Storage API#

class bocoel.corpora.storages.ConcatStorage(storages: Sequence[Storage], /)[source]#

Storage that concatenates multiple storages together. Concatenation is done on the first dimension. The resulting storage is read-only and has length equal to the sum of the lengths of the storages.

__init__(storages: Sequence[Storage], /) None[source]#
class bocoel.corpora.storages.DatasetsStorage(path: str, name: str | None = None, split: str | None = None)[source]#

Storage for datasets from HuggingFace Datasets library.
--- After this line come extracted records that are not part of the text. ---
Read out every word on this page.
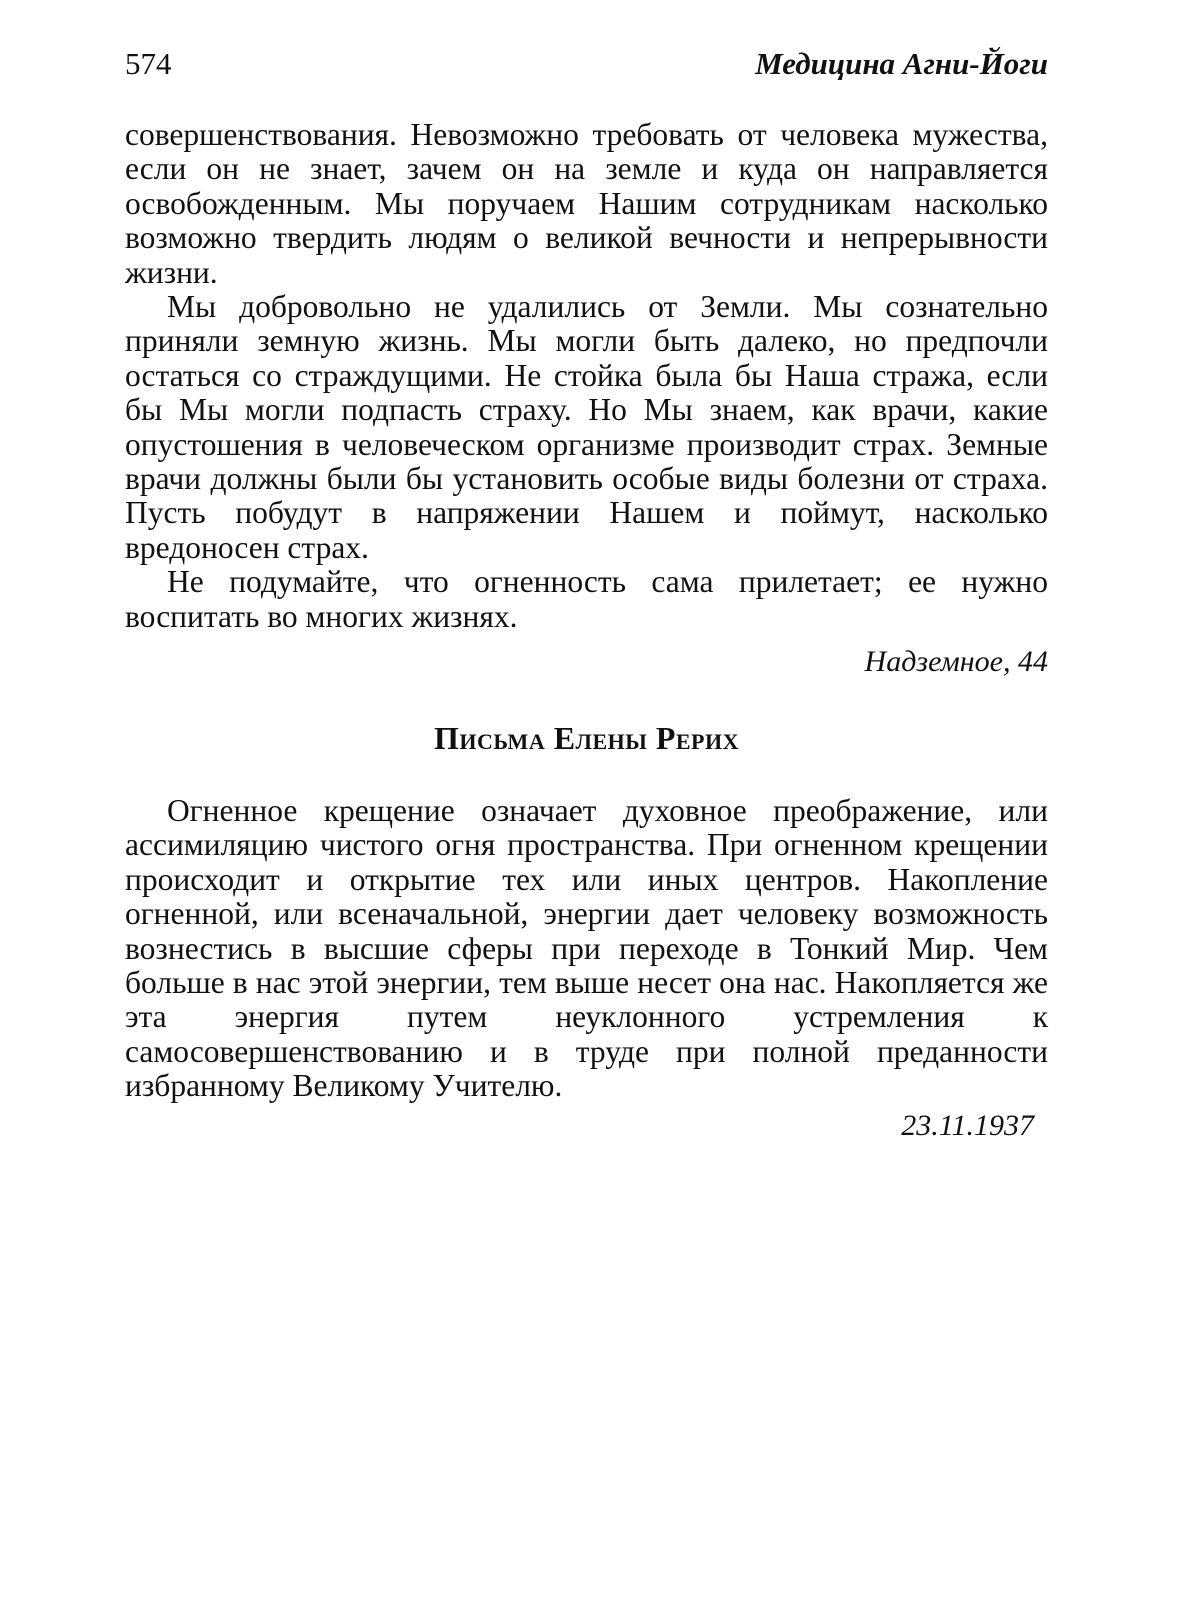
574	Медицина Агни-Йоги

совершенствования. Невозможно требовать от человека мужества, если он не знает, зачем он на земле и куда он направляется освобожденным. Мы поручаем Нашим сотрудникам насколько возможно твердить людям о великой вечности и непрерывности жизни.

Мы добровольно не удалились от Земли. Мы сознательно приняли земную жизнь. Мы могли быть далеко, но предпочли остаться со страждущими. Не стойка была бы Наша стража, если бы Мы могли подпасть страху. Но Мы знаем, как врачи, какие опустошения в человеческом организме производит страх. Земные врачи должны были бы установить особые виды болезни от страха. Пусть побудут в напряжении Нашем и поймут, насколько вредоносен страх.

Не подумайте, что огненность сама прилетает; ее нужно воспитать во многих жизнях.

Надземное, 44

Письма Елены Рерих

Огненное крещение означает духовное преображение, или ассимиляцию чистого огня пространства. При огненном крещении происходит и открытие тех или иных центров. Накопление огненной, или всеначальной, энергии дает человеку возможность вознестись в высшие сферы при переходе в Тонкий Мир. Чем больше в нас этой энергии, тем выше несет она нас. Накопляется же эта энергия путем неуклонного устремления к самосовершенствованию и в труде при полной преданности избранному Великому Учителю.

23.11.1937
Datasets are loaded on disk, so they might be slow(er) to load, but are more memory efficient.

__init__(path: str, name: str | None = None, split: str | None = None) None[source]#
class bocoel.corpora.storages.Storage(*args, **kwargs)[source]#

Storage is responsible for storing the data. This can be thought of as a table.

__init__(*args, **kwargs)#
class bocoel.corpora.storages.PandasStorage(df: DataFrame, /)[source]#

Storage for pandas DataFrame. Since pandas DataFrames are in-memory, this storage is fast, but might be memory inefficient and require a lot of RAM.

__init__(df: DataFrame, /) None[source]#
classmethod from_jsonl_file(path: str | Path, /) PandasStorage[source]#

Load data from a JSONL file.

Parameters:

path – The path to the file.

Returns:

A PandasStorage instance.

classmethod from_jsonl(data: Sequence[Mapping[str, str]], /) PandasStorage[source]#

Load data from a JSONL object or a list of JSON.

Parameters:

data – The JSONL object or list of JSON.

Returns:

A PandasStorage instance.